Bunama (demans): Beyinsel işlevlerde genel bir azalma görülür. Özellikle yakın bellek, dikkat yoğunlaşması ve bilişsel işlevler giderek artan ölçüde geriye dönüşsüz biçimde azalır. Hasta kendine bakma ve günlük işlerini yapma yeteneğini yitirir.
Psikotik Sıkıntı
Psikotik hastalarda görülen sıkıntı ve bunalma yoğun bir yok olma ve parçalanma korkusu ile kendini belli eder. Kişi, dış dünyanın kendi varlığını tehdit eden biçimde değiştiğini duyumsar.
Akıl hastasına yaklaşımda, hastayla konuşan kişi bu durumun farkında olmalıdır. Akıl hastasının taşkınlığı karşısında şiddet kullanılması, onun savunma mekanizmalarını harekete geçirerek hastanın daha da saldırganlaşmasına yol açabilir. Kuşkucu ve güvensiz olan saldırganlaşma eğilimi taşıyan bir akıl hastası karşısında sakin ve ihtiyatlı hareket edilmelidir. Bir psikiyatri olgusu ile karşı karşıya kalındığı anlaşıldığında derhal hasta ile birlikte konuyla ilgili bir uzmana başvurulmalıdır. Bu sırada hastayı bilen, yakından tanıyan birini de yanında olması gerekir.

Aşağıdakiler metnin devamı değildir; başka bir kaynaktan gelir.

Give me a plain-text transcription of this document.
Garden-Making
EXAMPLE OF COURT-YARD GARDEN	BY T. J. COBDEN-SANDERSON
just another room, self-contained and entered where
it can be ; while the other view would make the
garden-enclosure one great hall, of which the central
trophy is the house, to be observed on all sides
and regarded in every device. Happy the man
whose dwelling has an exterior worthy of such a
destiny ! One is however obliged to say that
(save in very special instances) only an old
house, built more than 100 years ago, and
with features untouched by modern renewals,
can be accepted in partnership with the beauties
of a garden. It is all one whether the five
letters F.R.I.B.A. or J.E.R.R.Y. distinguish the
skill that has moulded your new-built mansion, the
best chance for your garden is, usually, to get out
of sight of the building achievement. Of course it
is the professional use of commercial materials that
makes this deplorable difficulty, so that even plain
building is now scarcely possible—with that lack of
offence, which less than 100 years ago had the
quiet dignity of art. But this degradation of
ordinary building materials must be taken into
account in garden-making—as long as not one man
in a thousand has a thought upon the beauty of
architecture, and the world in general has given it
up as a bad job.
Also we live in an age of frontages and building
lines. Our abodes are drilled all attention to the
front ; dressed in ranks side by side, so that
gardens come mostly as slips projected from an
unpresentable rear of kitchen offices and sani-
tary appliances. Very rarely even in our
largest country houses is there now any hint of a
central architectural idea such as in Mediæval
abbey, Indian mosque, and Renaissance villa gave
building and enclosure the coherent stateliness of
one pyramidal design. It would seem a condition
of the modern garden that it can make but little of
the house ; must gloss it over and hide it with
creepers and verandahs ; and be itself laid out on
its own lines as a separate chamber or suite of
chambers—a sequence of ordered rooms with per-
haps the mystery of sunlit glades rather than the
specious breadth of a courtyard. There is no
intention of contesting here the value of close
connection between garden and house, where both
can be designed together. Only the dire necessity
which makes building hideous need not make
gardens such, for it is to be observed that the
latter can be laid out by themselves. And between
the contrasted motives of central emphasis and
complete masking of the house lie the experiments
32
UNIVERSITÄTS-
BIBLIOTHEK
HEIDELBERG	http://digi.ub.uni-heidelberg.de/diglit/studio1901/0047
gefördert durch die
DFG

Ağır psikozlardaki gibi, bir akıl hastasının ya da organik beyin sendromu olan bir kimsenin gerçekle ilişkisi önemli ölçüde kopmuşsa, algılama ve davranış sapmaları çok şiddetli olabilir. Bir akıl hastasının kendisiyle konuşanlarla ilgili düşünceleri hem akılcı hem de akıl dışı unsurların karışımı şeklindedir. Hastanın konuşması, davranışları, giyimi tutarsız, anlaşılmaz veya uygunsuz olabilir. Gerçekle ilişkisi tam olarak kopmamış hastalar yardıma ihtiyacı olduğunu ve sorunlarını birisiyle paylaştığında rahatlayacağını bildiği halde aynı zamanda reddedilmekten, eleştirilmekten veya utandırılmaktan çekinebilir. Bu nedenle hastaların başlangıçta kendilerine yaklaşanlara karşı karmaşık duygular içinde olması sık görülen bir durumdur.
Aynı şekilde akıl hastasıyla karşılaşan kişiler de ona karşı kızma, üzülme, acıma, aldırmama, alınma gibi değişik duygular taşıyabilir. Hasta ile konuşan kişi bu duygularının onunla olan ilişkisini bozmasını önlemelidir. Hasta ile karşılaşan kişi dikkatli, dostça ve hastaya güven veren bir tutum takınmalı ancak hastanın yargılama ve algılamasının bozulmuş olabileceği göz önüne alınarak dikkatli olunmalıdır.